• Thai Listed Companies to Recruit More Independent Directors
  • February 19, 2010 | Author: Sathaporn Jumsuk
  • Law Firm: Mayer Brown JSM (Thailand) Limited - Bangkok Office
  • Summary

    The Thai Securities and Exchange Commission (SEC) now requires more independent directors to be appointed by listed companies by their 2010 annual general shareholders meeting.

    Full Update

    The Thai SEC has issued a new regulation directing that one-third of all of the directors of a listed companies must be independent directors, provided that it shall be not less than three. This means that if a listed company has the minimum number of five directors required under Thai law, three out of the five must be independent directors. If a company has 15 directors, at least five must be independent directors.

    This requirement will be mandatory from the 2010 general shareholders meetings of listed companies. Initially stated to take effect by the 2009 annual general meeting of shareholders, the regulation was delayed due to the economic downturn and to provide a "grace period" to listed companies which were not yet ready to comply with the requirement.

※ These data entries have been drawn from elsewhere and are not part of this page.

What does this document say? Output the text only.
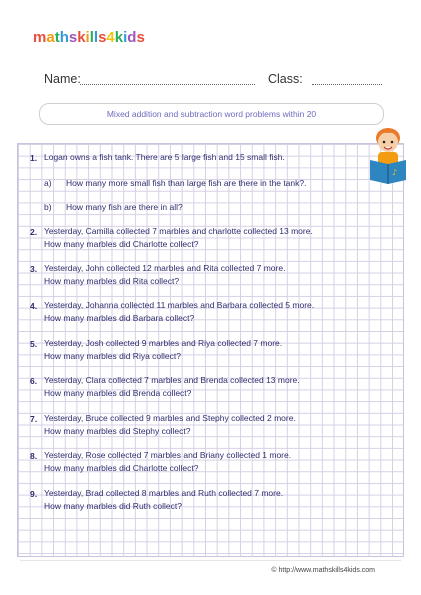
mathskills4kids
Name:	Class:
Mixed addition and subtraction word problems within 20
♪
1. Logan owns a fish tank. There are 5 large fish and 15 small fish.
a) How many more small fish than large fish are there in the tank?.
b) How many fish are there in all?
2. Yesterday, Camilla collected 7 marbles and charlotte collected 13 more.
How many marbles did Charlotte collect?
3. Yesterday, John collected 12 marbles and Rita collected 7 more.
How many marbles did Rita collect?
4. Yesterday, Johanna collected 11 marbles and Barbara collected 5 more.
How many marbles did Barbara collect?
5. Yesterday, Josh collected 9 marbles and Riya collected 7 more.
How many marbles did Riya collect?
6. Yesterday, Clara collected 7 marbles and Brenda collected 13 more.
How many marbles did Brenda collect?
7. Yesterday, Bruce collected 9 marbles and Stephy collected 2 more.
How many marbles did Stephy collect?
8. Yesterday, Rose collected 7 marbles and Briany collected 1 more.
How many marbles did Charlotte collect?
9. Yesterday, Brad collected 8 marbles and Ruth collected 7 more.
How many marbles did Ruth collect?
© http://www.mathskills4kids.com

    Independent directors are integral part of corporate governance. They provide unbiased views and opinions to the board of directors and protect the mutual interest of all shareholders. Independent directors foster accountability and integrity.

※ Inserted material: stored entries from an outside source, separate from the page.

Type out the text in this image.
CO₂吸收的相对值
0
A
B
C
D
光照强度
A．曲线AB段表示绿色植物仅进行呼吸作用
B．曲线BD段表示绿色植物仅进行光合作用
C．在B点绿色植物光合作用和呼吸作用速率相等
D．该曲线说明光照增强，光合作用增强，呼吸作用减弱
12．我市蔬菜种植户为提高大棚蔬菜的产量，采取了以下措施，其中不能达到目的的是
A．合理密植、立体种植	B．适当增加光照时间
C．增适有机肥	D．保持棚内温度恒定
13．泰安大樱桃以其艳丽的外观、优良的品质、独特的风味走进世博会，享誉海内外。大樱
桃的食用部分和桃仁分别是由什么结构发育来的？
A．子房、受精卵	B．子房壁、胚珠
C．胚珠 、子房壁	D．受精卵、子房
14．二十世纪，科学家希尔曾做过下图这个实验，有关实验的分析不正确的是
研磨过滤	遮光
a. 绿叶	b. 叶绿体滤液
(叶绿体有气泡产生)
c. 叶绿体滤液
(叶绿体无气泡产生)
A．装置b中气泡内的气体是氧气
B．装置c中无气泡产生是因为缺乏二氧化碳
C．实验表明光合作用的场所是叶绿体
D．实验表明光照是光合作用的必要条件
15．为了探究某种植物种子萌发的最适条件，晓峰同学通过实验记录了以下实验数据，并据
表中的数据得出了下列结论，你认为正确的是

    The characteristics of an independent director can be briefly described as follows:

    • holds less than one percent voting share of a company, its parent company, subsidiaries or affiliates (the "Company");
    • has not been involved in the management as an employee or advisor receiving monthly wages from the Company for at least two years;
    • not related, whether by blood or law (e.g. parents, spouse, siblings), with an executive or a major shareholder of the company or its subsidiaries;
    • does not have a business relationship with the Company or conflicting entity;
    • not a major shareholder, director or executive of a company who has a relationship with the Company for at least two years;
    • is not an auditor of the Company;
    • not a major shareholder, director, executive or managing partner of an audit firm which employs the auditor of the Company for at least two years;
    • does not work in a professional advisor under specified conditions;
    • is not a director appointed to manage the company, to represent a major shareholder or a shareholder related to a major shareholder;
    • is not engaged in a business similar to or competing with the company or its subsidiaries;
    • is not a substantial partner of a partnership or a director involved in management, an employee or an advisor receiving monthly wages or a shareholder holding more than 1 percent of voting shares of a competitor; and
    • does not have any other characteristics that will hinder an independent view on a company's operation.

    Affected companies looking for independent directors may request a list from the Thai Institute of Directors specifying qualified persons for specific types of businesses. In complying with this regulation, companies will need to amend their corporate documents with the Ministry of Commerce to reflect the changes in the rules and requirements of the directorship.